Motivation
A common research objective is to demonstrate that two measurements are highly correlated.
For example,
A measurement: reflect the severity of disease but is difficult or costly to collect.
B measurement: easier to collect and potentially related to measurement A.
Thus, if there is strong association between A and B, a cost effective strategy for diagnosis may be to collect measurement B instead of A.
Power Calculation
Power is the probability that the study will end in success when the true underlying correlation is, in fact, greater that 0.8
Recall that, a type II error is made if we fail to reject the null hypothesis when in fact the null hypothesis is false
Thus, power = 1 - Type II error (β)
In this blog, we will estimate power for different combinations of sample size and the true population correlation
Let the sample size be 25, 50, 75, and 100. Let the population correlation range from 0.8 to 0.95.
Correlation | A | B |
---|---|---|
A | 1 | rho |
B | rho | 1 |
First, we generate a vector of random values from an N-dimensional multivariate normal distribution given some mean vector and covariance matrix
For instance, if we set N = 10, the generated data would be like this
## [,1] [,2]
## [1,] -1.98630078 -1.88018692
## [2,] -1.08606909 -2.96877559
## [3,] 0.15626669 -0.95789487
## [4,] -0.16431225 0.08264868
## [5,] 1.65431451 0.65172155
## [6,] 0.48730551 0.85109515
## [7,] 0.43559321 0.71010025
## [8,] 0.01193761 0.26670785
## [9,] -1.95107450 -1.92285104
## [10,] -0.80914405 -1.09479418
Take 5000 simulations, power is the proportion of the time that the true underlying correlation between A and B is greater than 0.8
Our hypothesis is:
H0 : p<=0.8
H1 : p>0.8
generate_plot <- function(N){
power=rep(NA)
N
null_correlation <- 0.8
R <- 5000
mu <- c(0,0)
for (j in 1:16){
sigma <- array(c(1,0.79+0.01*j,0.79+0.01*j,1), c(2,2))
detect <- rep(NA, R)
for(i in 1:R){
data <- rmvnorm(N, mean = mu, sigma = sigma)

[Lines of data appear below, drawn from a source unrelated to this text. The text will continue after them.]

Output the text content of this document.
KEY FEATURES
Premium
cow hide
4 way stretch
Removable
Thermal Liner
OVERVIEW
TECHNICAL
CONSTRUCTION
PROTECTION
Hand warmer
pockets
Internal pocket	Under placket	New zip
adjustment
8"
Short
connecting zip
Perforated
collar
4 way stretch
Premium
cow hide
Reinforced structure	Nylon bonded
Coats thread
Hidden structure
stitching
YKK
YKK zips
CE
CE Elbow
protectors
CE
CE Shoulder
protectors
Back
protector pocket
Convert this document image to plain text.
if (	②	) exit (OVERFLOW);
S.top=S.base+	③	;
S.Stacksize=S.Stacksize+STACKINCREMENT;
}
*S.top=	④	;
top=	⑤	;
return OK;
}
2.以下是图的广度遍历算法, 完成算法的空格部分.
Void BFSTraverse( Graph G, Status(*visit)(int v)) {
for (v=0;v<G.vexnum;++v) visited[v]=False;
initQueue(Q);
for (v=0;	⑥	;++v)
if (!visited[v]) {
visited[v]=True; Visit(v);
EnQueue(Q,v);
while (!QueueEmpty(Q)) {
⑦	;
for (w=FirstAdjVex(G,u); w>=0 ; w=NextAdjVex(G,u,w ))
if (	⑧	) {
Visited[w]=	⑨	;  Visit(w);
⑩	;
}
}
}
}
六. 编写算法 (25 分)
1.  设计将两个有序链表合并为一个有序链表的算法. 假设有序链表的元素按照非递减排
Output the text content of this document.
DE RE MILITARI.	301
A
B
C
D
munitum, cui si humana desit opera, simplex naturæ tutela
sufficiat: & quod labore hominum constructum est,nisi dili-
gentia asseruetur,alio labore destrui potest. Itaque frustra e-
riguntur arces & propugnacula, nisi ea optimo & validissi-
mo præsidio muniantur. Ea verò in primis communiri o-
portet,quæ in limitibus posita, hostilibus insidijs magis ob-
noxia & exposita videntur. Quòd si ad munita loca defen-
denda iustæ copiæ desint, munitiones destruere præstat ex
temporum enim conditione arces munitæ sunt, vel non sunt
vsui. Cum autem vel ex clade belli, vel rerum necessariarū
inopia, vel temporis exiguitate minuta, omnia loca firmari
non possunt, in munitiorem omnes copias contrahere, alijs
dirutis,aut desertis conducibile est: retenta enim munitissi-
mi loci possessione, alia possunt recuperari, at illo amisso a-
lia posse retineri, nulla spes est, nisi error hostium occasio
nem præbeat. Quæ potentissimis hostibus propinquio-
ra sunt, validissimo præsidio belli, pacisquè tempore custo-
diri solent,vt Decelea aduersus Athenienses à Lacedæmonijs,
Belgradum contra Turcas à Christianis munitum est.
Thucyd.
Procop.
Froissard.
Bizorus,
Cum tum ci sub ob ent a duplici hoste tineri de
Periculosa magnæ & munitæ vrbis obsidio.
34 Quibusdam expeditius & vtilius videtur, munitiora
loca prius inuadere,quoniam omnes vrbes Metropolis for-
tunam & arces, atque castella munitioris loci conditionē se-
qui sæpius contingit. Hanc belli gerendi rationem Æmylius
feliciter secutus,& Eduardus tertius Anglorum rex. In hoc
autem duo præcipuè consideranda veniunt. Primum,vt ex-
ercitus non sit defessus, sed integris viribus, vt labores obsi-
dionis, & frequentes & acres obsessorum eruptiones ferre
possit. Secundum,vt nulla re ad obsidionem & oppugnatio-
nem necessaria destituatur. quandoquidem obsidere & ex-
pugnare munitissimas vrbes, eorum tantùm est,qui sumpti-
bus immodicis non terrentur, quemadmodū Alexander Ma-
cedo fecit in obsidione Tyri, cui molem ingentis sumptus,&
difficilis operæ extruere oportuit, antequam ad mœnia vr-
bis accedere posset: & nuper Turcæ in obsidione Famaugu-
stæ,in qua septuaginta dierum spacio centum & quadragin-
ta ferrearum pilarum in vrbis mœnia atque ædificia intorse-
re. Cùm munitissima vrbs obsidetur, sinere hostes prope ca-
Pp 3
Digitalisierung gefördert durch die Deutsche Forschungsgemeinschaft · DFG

results <- cor.test(x = data[,1], y = data[,2], alternative = "greater")
detect[i] <- results$conf.int[1] > null_correlation
}
power[j] <- mean(detect)
}
lines(seq(0.8,0.95,0.01),power,type='l',col=N,pch=16,lwd=3)
text(0.87,power[8],paste0("N=",N),pos=2,cex=0.7,col=N)
}
The plot of power for different combinations of sample size and the true population correlation is shown below
As true population correlation increases, the power(the probability that the study will end in success) will increase.
As sample size increases, the power will will increase.
Thus, if we want two measurements to be highly correlated, we could collect measurements on more individuals or choose measurements with larger true population correlation.